Hacker News new | ask | show | jobs
by vintagedave 196 days ago
> XP-era hardware doesn’t have AVX. Probably doesn’t have AVX2 or FMA either. But SSE4.2 is safe for most 64-bit CPUs from 2008 onward:

It won't; FMA is available from AVX2-era onwards. If you target 32-bit, you'd only be "safe" with SSE2... if you really want a challenge, you'd use the Pentium Pro CPU feature set, ie the FPU.

I have to admit I'd be really curious what that looked like! You'd definitely want to use the fast math option.

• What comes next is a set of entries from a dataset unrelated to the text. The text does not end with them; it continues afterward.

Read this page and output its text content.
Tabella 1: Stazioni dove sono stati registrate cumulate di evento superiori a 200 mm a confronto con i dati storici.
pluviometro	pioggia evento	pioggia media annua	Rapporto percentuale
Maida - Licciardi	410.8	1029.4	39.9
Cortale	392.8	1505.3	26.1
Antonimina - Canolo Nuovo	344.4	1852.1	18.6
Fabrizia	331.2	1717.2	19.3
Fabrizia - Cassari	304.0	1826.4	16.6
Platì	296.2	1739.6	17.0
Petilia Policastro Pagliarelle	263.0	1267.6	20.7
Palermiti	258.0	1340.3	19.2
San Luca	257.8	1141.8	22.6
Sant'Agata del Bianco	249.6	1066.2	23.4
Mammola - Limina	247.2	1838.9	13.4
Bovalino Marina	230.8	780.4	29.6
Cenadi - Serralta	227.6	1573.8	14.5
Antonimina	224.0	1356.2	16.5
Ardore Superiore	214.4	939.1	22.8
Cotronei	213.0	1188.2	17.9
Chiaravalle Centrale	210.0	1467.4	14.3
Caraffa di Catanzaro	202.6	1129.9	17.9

This is an awesome effort, btw, and I enjoyed reading your blog immensely.

1 comments

Oh darn, you're absolutely right (pun intended) about the 32-bit situation. SSE2 is really the "floor" there if you want any kind of reasonable compatibility. I was being a bit optimistic with SSE4.2 even for 64-bit - technically safe for most chips from that era but definitely not all.

The Pentium Pro challenge though... pure x87 FPU inference? That would be gloriously cursed. You'd basically be doing matrix math like it's 1995. `-mfpmath=387` and pray.

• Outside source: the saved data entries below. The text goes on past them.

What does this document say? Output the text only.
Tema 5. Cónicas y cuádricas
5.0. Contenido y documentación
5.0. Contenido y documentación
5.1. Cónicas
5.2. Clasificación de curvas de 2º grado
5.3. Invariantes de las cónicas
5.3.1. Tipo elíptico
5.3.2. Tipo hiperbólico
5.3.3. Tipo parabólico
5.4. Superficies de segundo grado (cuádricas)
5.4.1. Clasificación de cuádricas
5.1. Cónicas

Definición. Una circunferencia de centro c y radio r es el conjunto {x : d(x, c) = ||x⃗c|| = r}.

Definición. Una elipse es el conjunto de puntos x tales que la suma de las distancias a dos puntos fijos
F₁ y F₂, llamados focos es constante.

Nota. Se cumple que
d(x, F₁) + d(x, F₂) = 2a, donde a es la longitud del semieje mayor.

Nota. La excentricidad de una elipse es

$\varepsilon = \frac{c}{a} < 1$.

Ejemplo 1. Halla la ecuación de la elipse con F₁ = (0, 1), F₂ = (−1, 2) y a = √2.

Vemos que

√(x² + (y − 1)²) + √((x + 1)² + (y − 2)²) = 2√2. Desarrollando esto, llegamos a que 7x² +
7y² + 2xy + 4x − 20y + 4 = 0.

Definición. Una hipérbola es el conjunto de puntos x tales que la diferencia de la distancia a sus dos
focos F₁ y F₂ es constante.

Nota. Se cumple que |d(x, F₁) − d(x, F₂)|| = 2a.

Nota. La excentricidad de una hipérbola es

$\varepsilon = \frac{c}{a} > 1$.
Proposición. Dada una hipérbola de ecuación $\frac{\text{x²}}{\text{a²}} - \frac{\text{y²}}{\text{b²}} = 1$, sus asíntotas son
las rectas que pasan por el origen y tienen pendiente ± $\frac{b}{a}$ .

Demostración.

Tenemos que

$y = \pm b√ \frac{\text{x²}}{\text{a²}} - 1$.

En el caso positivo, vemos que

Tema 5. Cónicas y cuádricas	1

I'm genuinely tempted to try this now. The build flags would be something like:

  -DGGML_AVX=OFF -DGGML_AVX2=OFF -DGGML_FMA=OFF \
  -DGGML_F16C=OFF -DGGML_SSE42=OFF -DGGML_SSSE3=OFF \
  -DGGML_SSE3=OFF -DGGML_SSE2=OFF  # pain begins here
And then adding `-ffast-math` to `CMAKE_C_FLAGS` because at that point, who cares about IEEE 754 compliance, we're running a transformer on hardware that predates Google.

If someone actually has a Pentium Pro lying around and wants to see Qwen-0.5B running on it... that would be the ultimate read for me as well.

Thanks for the kind words. Always fun to find fellow retro computing degenerates in the wild.